The cuisine: Texas barbecue with savory soul-food sides and just a smidge of Cajun cookin' to spice things up
The food: The combination of Texas barbecue standards and soul-food specialties adds up to a wider menu than you'll find at most barbecue joints. Sliced brisket, ribs, two kinds of sausage, pork chops, catfish, chicken, pork steak sandwich and about a dozen sides ... where to begin?
We decided to start with a couple of two-meat combo plates ($9.50). We went for sliced brisket, chicken, ribs and spicy sausage. The chicken was fork-tender, and the ribs had a goodly amount of meat per rib but, of the four, the homemade sausage was the star. It left the mouth stinging just a bit, and its peppery flavor seemed to infuse the rest of the meal. Or perhaps they are just heavy-handed with the pepper at Avery's, because the greens, which we sampled next, also seemed to be heat-charged and not for the demure palate.

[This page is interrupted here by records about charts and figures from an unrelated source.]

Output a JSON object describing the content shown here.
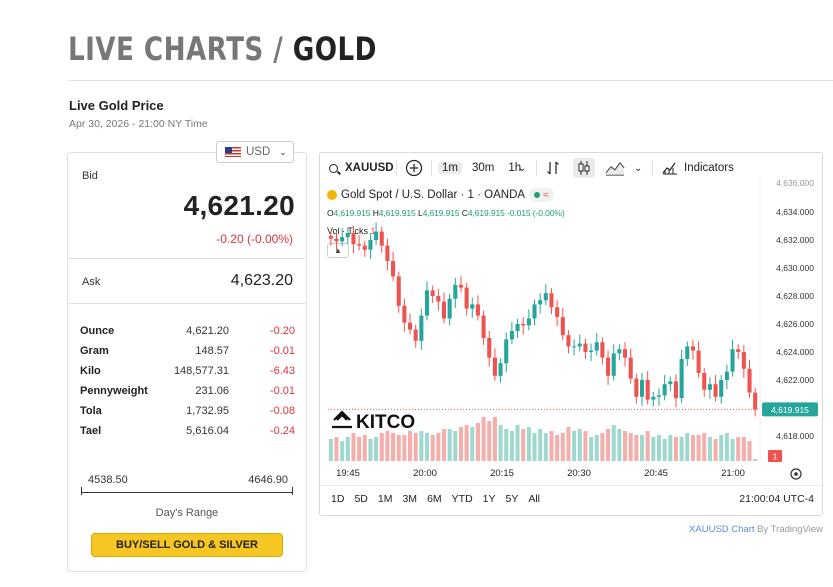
{
  "page": {
    "title_part1": "LIVE CHARTS",
    "title_sep": " / ",
    "title_part2": "GOLD"
  },
  "price_panel": {
    "heading": "Live Gold Price",
    "timestamp": "Apr 30, 2026 - 21:00 NY Time",
    "currency": "USD",
    "bid_label": "Bid",
    "bid": "4,621.20",
    "bid_change": "-0.20 (-0.00%)",
    "ask_label": "Ask",
    "ask": "4,623.20",
    "units": [
      {
        "name": "Ounce",
        "value": "4,621.20",
        "change": "-0.20"
      },
      {
        "name": "Gram",
        "value": "148.57",
        "change": "-0.01"
      },
      {
        "name": "Kilo",
        "value": "148,577.31",
        "change": "-6.43"
      },
      {
        "name": "Pennyweight",
        "value": "231.06",
        "change": "-0.01"
      },
      {
        "name": "Tola",
        "value": "1,732.95",
        "change": "-0.08"
      },
      {
        "name": "Tael",
        "value": "5,616.04",
        "change": "-0.24"
      }
    ],
    "range_low": "4538.50",
    "range_high": "4646.90",
    "range_label": "Day's Range",
    "buy_button": "BUY/SELL GOLD & SILVER"
  },
  "chart_toolbar": {
    "symbol": "XAUUSD",
    "plus": "+",
    "intervals": [
      "1m",
      "30m",
      "1h"
    ],
    "active_interval": "1m",
    "indicators": "Indicators"
  },
  "chart_legend": {
    "title": "Gold Spot / U.S. Dollar · 1 · OANDA",
    "o_label": "O",
    "o": "4,619.915",
    "h_label": "H",
    "h": "4,619.915",
    "l_label": "L",
    "l": "4,619.915",
    "c_label": "C",
    "c": "4,619.915",
    "chg": "-0.015 (-0.00%)",
    "vol_label": "Vol · Ticks",
    "vol_value": "1",
    "watermark": "KITCO"
  },
  "chart_data": {
    "type": "candlestick",
    "title": "Gold Spot / U.S. Dollar · 1 · OANDA",
    "y_ticks": [
      "4,634.000",
      "4,632.000",
      "4,630.000",
      "4,628.000",
      "4,626.000",
      "4,624.000",
      "4,622.000",
      "4,618.000"
    ],
    "y_top_partial": "4,636.000",
    "ylim": [
      4617.0,
      4636.0
    ],
    "x_ticks": [
      "19:45",
      "20:00",
      "20:15",
      "20:30",
      "20:45",
      "21:00"
    ],
    "last_price": "4,619.915",
    "last_volume": "1",
    "close": [
      4632.1,
      4631.9,
      4632.2,
      4632.5,
      4631.7,
      4631.6,
      4631.3,
      4632.0,
      4632.6,
      4631.6,
      4630.5,
      4629.4,
      4627.3,
      4626.1,
      4625.6,
      4624.8,
      4626.6,
      4628.4,
      4628.0,
      4627.6,
      4626.4,
      4627.8,
      4628.8,
      4628.6,
      4627.1,
      4627.4,
      4626.6,
      4625.0,
      4623.6,
      4622.3,
      4623.2,
      4624.9,
      4625.5,
      4626.0,
      4625.9,
      4626.4,
      4627.4,
      4627.7,
      4628.2,
      4627.2,
      4626.5,
      4625.2,
      4624.4,
      4624.4,
      4624.6,
      4624.0,
      4624.1,
      4624.7,
      4623.6,
      4622.3,
      4623.9,
      4624.2,
      4623.6,
      4622.1,
      4620.8,
      4622.0,
      4620.6,
      4620.8,
      4620.9,
      4621.7,
      4621.9,
      4620.7,
      4623.5,
      4624.4,
      4624.1,
      4622.5,
      4621.3,
      4621.7,
      4620.8,
      4622.0,
      4622.6,
      4624.2,
      4624.0,
      4622.8,
      4621.1,
      4619.9
    ],
    "volume": [
      11,
      12,
      10,
      12,
      14,
      12,
      13,
      11,
      12,
      14,
      15,
      14,
      13,
      13,
      15,
      14,
      15,
      14,
      13,
      14,
      16,
      16,
      15,
      17,
      18,
      17,
      19,
      22,
      20,
      22,
      18,
      16,
      15,
      18,
      16,
      17,
      14,
      16,
      14,
      15,
      13,
      14,
      17,
      15,
      16,
      15,
      12,
      13,
      14,
      16,
      18,
      16,
      15,
      14,
      13,
      13,
      15,
      12,
      13,
      11,
      13,
      12,
      12,
      14,
      13,
      13,
      14,
      12,
      11,
      13,
      14,
      11,
      12,
      12,
      10,
      1
    ]
  },
  "chart_bottom": {
    "ranges": [
      "1D",
      "5D",
      "1M",
      "3M",
      "6M",
      "YTD",
      "1Y",
      "5Y",
      "All"
    ],
    "time": "21:00:04 UTC-4"
  },
  "attribution": {
    "link": "XAUUSD Chart",
    "by": " By TradingView"
  },
  "colors": {
    "up": "#26a69a",
    "down": "#ef5350",
    "accent": "#f6c623"
  },
  "icons": [
    "us-flag-icon",
    "chevron-down-icon",
    "search-icon",
    "plus-circle-icon",
    "compare-icon",
    "candlestick-icon",
    "area-chart-icon",
    "indicators-icon",
    "settings-icon"
  ]
}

Smashed yams were possibly the sweetest item we've ever encountered that did not come from the dessert side of a menu. Barbecue beans also were on the sweet side, though not overpoweringly so, and bits of chopped peppers added contrast. The mac 'n' cheese was lovely, with a creamy white sauce, and we'll be ordering that again when we return to try the catfish and the loaded baked potato topped with sausage and beef ($9.50), which owner Mary Giles says is a house specialty. We finished things off with peach cobbler ($3 for a pint), which was a tad on the soupy side.
The atmosphere: Avery's is located in a small, neighborhood shopping center in a mostly residential area. The dark wood tables are attractive, and it's new and clean and simple. There's a good chance you'll find Giles and a couple of friends sitting at a table, cracking jokes, which makes for a congenial atmosphere.
You should know: Avery's offers several family meal deals. For instance, $18.99 gets you a whole chicken, a pint of barbecue beans, a pint of potato salad, a half-pint of green beans and bread. Giles also offers carryout meats ("poundage to go" reads the sign). Seniors get a 10 percent discount and -- we like this a lot -- teachers get a 15 percent discount. There's a $1.25 pulled pork sandwich for the light of appetite (or light of wallet).
The details: 10:30 a.m.-7 p.m. Monday, 10:30 a.m.-8 p.m. Tuesday-Thursday, 10:30 a.m.-9 p.m. Friday and Saturday. Wheelchair-accessible, smoke-free, no alcohol served. Credit cards accepted. Press Pass accepted.